'Twas the night before Christmas, and drunk at their trough
Were the e-commerce reindeer, who'd just been laid off.
These unemployed beasts were aggrieved with just cause
For their boss had not faced them, and sent Mrs. Claus
To dispatch the bad news, that holiday orders
Had failed to live up to previous quarters
And Santa was praying to God up in Heaven
He wouldn't be filing for Chapter 11.
The Mrs. consoled them with bright reassurance--
They'd get two weeks' pay and their COBRA insurance.
But nothing succeeded in lifting their gloom
For who could deny that the Internet boom
Had come to a dismal and miserable pop
If layoffs had reached Santa's sleigh and workshop?
And E-Blitzen told them, in case they'd forgot
All the pain and destruction the past year had wrought
On giant and start-up, on portal and vortal,
E-commerce and content plays, once thought immortal
And B2B start-ups, that sudden profusion
Of Web sites all under the self-same delusion--
That bounteous financial gratification
Was soon to be theirs, not the cruel decimation
They suffered post-haste at the hands of the press
With Wall Street so quick to compound their distress.
Like chipmakers, auctions, delivery sites,
E-toy stores and pet stores, annoying Evite,
The once-prized Web properties, maimed or defunct,
The bold New Economy theories debunked.
Irrational exuberance now at an end
And long-ailing skeptics at last on the mend
Waving lists of the wounded too long to recite
From Priceline to Amazon, Qwest and Excite--
With Drkoop calling in sick every day
And WebMD summoning Dr.

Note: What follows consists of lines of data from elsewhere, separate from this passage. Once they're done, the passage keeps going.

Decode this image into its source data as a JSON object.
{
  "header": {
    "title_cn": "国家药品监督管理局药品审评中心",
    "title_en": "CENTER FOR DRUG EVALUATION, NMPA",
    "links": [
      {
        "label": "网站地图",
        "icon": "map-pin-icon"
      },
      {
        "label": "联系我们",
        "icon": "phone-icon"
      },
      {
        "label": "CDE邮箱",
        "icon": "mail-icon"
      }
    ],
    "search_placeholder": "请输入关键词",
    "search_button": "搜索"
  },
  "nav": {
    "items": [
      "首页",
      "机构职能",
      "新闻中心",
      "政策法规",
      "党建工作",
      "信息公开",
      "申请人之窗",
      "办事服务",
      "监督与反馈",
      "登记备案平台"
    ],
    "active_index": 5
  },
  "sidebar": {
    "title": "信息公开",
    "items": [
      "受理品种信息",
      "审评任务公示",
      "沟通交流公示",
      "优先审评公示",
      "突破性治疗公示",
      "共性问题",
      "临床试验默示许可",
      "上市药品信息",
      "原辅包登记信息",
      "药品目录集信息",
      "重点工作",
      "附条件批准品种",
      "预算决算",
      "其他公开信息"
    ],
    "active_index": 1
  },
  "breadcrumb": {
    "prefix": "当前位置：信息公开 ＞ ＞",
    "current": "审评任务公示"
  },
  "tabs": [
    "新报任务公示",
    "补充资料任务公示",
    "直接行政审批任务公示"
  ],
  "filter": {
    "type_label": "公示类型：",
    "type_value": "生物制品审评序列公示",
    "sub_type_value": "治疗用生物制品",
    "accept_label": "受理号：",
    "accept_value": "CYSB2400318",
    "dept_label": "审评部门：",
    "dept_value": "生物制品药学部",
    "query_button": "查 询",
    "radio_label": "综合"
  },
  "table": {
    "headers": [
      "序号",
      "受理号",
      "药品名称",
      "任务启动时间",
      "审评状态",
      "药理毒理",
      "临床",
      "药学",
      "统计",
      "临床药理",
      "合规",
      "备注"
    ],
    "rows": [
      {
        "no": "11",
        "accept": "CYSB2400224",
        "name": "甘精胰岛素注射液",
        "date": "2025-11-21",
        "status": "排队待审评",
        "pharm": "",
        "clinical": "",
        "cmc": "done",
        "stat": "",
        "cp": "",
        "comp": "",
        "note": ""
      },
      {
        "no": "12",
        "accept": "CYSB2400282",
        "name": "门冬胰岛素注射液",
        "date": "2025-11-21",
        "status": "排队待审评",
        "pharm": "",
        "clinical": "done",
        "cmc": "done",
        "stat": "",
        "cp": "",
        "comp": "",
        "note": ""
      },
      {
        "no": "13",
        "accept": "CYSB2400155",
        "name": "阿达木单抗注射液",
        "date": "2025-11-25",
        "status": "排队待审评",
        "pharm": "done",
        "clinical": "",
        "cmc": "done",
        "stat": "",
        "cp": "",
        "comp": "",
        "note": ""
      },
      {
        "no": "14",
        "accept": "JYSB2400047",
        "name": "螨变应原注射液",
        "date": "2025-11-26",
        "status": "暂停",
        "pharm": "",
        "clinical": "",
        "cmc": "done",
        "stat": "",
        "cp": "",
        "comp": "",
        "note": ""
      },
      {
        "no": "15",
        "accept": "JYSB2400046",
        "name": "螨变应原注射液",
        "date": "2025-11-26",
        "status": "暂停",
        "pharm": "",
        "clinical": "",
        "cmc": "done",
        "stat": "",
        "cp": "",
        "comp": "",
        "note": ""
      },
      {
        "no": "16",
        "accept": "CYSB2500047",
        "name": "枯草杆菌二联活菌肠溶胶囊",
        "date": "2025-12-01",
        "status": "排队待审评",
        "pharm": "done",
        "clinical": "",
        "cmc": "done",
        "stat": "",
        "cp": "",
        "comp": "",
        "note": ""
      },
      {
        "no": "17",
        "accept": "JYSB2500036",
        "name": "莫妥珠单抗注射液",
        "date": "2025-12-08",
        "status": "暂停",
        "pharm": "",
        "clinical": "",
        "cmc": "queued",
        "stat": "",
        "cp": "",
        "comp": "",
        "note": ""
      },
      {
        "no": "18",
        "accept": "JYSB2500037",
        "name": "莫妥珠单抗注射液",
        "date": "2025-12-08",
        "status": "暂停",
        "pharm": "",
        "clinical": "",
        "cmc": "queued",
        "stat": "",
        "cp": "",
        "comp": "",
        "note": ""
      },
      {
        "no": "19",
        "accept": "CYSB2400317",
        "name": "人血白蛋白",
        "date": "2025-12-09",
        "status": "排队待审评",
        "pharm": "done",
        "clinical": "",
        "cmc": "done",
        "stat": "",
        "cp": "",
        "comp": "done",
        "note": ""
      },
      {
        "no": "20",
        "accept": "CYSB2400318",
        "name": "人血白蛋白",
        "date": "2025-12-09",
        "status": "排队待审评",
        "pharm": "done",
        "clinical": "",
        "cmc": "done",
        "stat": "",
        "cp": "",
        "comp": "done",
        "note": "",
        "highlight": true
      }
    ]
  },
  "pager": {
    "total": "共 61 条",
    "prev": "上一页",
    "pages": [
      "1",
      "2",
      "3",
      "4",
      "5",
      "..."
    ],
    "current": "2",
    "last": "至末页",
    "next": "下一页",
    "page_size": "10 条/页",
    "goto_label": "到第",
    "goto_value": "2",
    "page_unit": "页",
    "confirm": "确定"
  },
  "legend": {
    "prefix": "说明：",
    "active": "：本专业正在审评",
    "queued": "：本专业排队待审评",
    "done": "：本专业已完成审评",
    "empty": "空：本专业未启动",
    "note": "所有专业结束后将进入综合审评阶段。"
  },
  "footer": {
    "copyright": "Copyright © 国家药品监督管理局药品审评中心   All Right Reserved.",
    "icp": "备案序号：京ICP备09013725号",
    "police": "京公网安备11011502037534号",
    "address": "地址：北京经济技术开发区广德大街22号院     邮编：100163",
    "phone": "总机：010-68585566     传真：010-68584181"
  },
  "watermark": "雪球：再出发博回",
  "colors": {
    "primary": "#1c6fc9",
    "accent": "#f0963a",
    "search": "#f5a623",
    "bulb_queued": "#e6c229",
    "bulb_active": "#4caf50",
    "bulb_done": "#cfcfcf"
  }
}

Bombay
To come right away! The prognosis was grim!
They'd been drinking elixirs by Witch Doctor Jim.
(The "New, New Thing" entrepreneur was thought
To have been in Tahiti, debugging his yacht.)

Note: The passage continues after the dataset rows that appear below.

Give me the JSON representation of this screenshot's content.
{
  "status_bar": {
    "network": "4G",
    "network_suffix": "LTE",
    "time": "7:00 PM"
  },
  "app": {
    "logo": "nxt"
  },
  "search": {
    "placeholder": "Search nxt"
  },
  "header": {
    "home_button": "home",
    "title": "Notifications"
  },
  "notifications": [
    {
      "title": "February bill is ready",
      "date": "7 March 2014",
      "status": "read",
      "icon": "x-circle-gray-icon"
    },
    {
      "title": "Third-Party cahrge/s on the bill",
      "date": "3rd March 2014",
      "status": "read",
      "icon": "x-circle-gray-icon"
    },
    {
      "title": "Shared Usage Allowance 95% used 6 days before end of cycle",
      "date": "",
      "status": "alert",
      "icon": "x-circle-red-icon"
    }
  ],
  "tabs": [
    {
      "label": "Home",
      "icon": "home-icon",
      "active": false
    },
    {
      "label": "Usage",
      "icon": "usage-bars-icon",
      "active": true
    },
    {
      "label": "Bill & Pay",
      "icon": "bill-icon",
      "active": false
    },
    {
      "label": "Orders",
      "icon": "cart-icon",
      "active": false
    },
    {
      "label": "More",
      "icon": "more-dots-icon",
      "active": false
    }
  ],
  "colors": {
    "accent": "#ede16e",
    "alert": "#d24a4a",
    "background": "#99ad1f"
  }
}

Then warnings from Intel and Apple on earnings,
Excited the stock market's plunges and churnings--
And they were just wounded, so how 'bout the dead?
The dreams that were born and then died in the red.
Oh, start-up life, nasty and brutish and short!
The get-rich-quick scheme they were doomed to abort,
The all-nighters and work on the weekends--in vain!
Through ulcer and panic attack and migraine--
It all went for naught for the dot-com named Boo
For Toysmart, MyLacky, Foofoo and Kibu.
And Furniture crashed like a two-legged stool
While Babytime got wiped away with its drool
O year! which began with our hopes fully ripe,
When Y2K proved just a bundle of hype--
Then something went rotten that cruel month in spring
When Microsoft's fat lady warmed up to sing.
But courtroom and stock market woes were not all
That cast on 2000 a sickening pall:
Poor Intel kept stumbling
over its chips:
Recalls, cancellations and production dips.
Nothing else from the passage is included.